In recent years, the advancement of technology has changed the way in which a user relates to a brand.. The easiness to access to information has also altered the consumer buying journey. Nowadays, the search for a product or service begins on the web and may or may not end in a physical store. Throughout this path that leads up to the purchase, the customer contacts the brand several times in the virtual environment, be it on its website, social media pages, chat, e-mail and even on channels with videos explaining how to use the product/service. In this context, Big Data provides important data about customer behavior.

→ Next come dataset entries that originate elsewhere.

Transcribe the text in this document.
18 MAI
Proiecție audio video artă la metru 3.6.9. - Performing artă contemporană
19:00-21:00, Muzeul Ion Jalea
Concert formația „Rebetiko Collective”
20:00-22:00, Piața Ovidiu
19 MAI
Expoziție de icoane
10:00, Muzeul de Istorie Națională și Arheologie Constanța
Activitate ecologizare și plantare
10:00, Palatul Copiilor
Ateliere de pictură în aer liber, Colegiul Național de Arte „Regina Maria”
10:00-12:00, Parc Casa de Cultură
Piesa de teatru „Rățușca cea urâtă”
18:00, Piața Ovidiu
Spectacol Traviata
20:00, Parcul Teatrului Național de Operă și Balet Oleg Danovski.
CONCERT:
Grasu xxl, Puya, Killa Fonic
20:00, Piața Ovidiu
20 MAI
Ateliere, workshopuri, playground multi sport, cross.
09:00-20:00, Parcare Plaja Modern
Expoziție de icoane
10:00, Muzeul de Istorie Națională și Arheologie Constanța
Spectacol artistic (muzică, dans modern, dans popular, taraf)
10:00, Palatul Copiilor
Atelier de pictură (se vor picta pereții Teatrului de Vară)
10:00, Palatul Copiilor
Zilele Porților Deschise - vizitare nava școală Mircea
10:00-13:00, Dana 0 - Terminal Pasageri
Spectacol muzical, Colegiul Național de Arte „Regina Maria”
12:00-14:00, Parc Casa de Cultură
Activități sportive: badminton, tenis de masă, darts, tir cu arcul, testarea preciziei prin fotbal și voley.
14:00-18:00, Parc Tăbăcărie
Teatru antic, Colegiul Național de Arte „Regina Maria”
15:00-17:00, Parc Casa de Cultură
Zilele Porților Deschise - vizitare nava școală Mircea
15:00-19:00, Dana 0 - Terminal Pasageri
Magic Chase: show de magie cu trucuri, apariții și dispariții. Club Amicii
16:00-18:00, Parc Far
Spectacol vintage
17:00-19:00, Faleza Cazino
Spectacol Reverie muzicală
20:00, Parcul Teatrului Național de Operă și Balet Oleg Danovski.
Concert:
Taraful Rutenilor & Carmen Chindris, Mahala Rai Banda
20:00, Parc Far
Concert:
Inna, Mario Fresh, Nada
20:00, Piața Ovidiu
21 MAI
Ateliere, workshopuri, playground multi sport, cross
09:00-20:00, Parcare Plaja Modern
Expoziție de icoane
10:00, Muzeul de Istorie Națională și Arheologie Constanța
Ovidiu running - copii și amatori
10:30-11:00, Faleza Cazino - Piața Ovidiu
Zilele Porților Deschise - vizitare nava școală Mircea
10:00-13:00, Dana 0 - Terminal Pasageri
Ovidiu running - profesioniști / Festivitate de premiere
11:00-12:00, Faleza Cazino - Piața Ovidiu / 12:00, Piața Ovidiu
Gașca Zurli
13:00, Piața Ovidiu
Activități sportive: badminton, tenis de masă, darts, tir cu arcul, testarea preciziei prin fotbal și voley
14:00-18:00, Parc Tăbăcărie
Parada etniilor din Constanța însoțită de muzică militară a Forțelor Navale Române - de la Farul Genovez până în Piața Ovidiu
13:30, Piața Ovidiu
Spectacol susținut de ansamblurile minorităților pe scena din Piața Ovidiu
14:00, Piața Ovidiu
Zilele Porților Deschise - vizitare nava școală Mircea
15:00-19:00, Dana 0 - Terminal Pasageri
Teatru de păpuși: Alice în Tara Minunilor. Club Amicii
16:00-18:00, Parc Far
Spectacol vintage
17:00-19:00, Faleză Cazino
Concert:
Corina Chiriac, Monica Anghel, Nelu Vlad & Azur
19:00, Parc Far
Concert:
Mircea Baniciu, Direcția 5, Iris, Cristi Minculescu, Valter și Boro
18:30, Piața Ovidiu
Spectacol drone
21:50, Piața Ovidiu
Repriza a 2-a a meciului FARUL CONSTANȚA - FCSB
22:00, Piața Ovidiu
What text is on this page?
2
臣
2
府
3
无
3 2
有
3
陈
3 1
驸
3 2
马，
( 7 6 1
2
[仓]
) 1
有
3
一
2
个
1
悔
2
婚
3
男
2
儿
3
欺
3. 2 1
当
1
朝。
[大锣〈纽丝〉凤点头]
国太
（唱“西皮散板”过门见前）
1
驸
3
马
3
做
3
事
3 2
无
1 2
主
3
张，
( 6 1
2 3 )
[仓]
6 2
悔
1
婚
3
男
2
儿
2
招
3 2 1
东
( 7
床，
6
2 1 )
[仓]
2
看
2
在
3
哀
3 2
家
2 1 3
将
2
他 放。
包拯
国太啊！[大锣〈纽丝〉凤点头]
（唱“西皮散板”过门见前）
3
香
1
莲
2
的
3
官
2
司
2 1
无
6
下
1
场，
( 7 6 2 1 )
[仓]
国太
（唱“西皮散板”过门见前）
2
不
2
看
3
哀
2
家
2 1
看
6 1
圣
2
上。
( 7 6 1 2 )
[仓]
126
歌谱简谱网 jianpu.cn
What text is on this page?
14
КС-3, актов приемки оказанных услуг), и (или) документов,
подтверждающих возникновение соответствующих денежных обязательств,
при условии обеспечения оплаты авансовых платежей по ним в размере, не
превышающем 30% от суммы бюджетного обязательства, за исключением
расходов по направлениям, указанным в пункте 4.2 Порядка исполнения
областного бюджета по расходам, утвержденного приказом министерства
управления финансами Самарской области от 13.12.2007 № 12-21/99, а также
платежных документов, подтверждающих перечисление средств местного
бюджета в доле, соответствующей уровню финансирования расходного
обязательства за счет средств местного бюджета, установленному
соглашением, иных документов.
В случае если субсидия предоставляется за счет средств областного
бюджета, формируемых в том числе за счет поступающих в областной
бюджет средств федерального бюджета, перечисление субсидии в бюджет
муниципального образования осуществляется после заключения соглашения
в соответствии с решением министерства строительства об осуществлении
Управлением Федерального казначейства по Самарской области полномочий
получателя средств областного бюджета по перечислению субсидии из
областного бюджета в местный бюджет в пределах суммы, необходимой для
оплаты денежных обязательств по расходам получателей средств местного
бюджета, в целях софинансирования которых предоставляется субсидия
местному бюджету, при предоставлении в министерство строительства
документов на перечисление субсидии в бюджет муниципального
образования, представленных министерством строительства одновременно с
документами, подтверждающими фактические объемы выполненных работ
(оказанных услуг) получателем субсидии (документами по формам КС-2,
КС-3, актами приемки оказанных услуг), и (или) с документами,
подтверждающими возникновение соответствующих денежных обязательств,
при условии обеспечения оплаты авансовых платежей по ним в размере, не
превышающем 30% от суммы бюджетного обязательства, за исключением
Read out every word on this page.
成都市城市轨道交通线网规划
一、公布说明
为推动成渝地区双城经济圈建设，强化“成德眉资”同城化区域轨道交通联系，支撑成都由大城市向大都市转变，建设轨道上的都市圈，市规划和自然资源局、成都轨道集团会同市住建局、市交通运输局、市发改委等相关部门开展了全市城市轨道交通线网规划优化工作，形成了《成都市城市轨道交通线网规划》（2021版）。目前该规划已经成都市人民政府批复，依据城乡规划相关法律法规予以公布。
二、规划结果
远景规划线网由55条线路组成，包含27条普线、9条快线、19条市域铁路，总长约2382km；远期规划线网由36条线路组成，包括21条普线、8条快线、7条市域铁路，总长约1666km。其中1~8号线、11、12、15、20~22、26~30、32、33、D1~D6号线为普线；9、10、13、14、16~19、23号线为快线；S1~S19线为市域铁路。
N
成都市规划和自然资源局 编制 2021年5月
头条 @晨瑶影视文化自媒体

Big Data refers to data that grows unstructured and exponentially in the world and is driven by three factors: volume, variety and data rate. Analyzing this information is essential for making more assertive business decisions. In order to extract a competitive advantage from the data, you need to know what you want from them. This is what Jorge Mendes, the strategic director for Business Intelligence at MJV, says. According to the expert, it is essential to decide which problems need to be solved. Questions such as “how can we change our client’s advertising strategy to increase sales?” guide the management and implementation of Big Data.
Big Data: Data analysis is what really matters
The available data is not only useful for outlining a consumer profile on the internet. In the movie In the movie Moneyball, for example, a coach facing the challenge of running a low-budget baseball team decides to employ data analysis to improve the performance of his players.
By crossing different types of information about the user, such as sharing information on different platforms, geolocation data, among others, it is possible to follow the user’s behavior, understand his motivations, expectations and tailor your business to better serve them.
The challenges of applying Big Data as a tool to leverage businesses include improving the power of collecting, structuring and interpreting information that is already available. By doing this, you can generate insights for a business, innovate upon better data interpretation, in-depth process coordination, policies, people and technologies to manage information assets and make more efficient decisions that deliver positive results for your business.
Companies need to be aware of changes in consumer behavior
The huge stream of data available nowadays was created due to the appearance of the internet and the era of smartphones. In a survey conducted by Provokers – with 1011 smartphone users, aged 14-55, across classes A, B and C in Brazil – it was observed that the purchase process begins well before the trip to the physical store. This year’s survey found that 79% of smartphone users expect immediate information when they look for something.
We live in the age of immediacy, in which individuals search for information on their smartphones, instead of using their computers, while performing several other tasks – such as exchanging messages, watching videos, sharing something on social networks, and so on. According to the survey, in addition to not tolerating bad experiences on websites, 50% of consumers leave a mobile site that takes more than 3 seconds to load, which reveals a search for more and better experiences during their purchase journey.
E-commerce from different industries, for example, can compile huge volumes of data to create consumer histories, from the number of clicks or interactions, instead of just keeping a sales record. By using historical information and data volume, you can make additional purchase recommendations and obtain a competitive advantage. The key factor here is the speed with which feedback is obtained, from the input data to the decision-making process.
Big Data on user purchase journey
Click on the video to learn how to use Big Data on consumer purchase journey.
The analysis of the available data about the purchase journey of your consumer can answer important questions, providing a basis for new actions to generate more business, such as:
1. What is the profile of your most valuable consumers?
2. What campaigns motivate this consumer to buy?
3. What patterns of behavior do they present?
4. How and when should you approach this consumer?
5. What campaigns perform best on multiple channels?
6. Which campaign combinations generate more sales? By how much more?
Once these questions are answered and understood, the decisions you make are increasingly positive, tangible, measurable and consistent with your business objectives.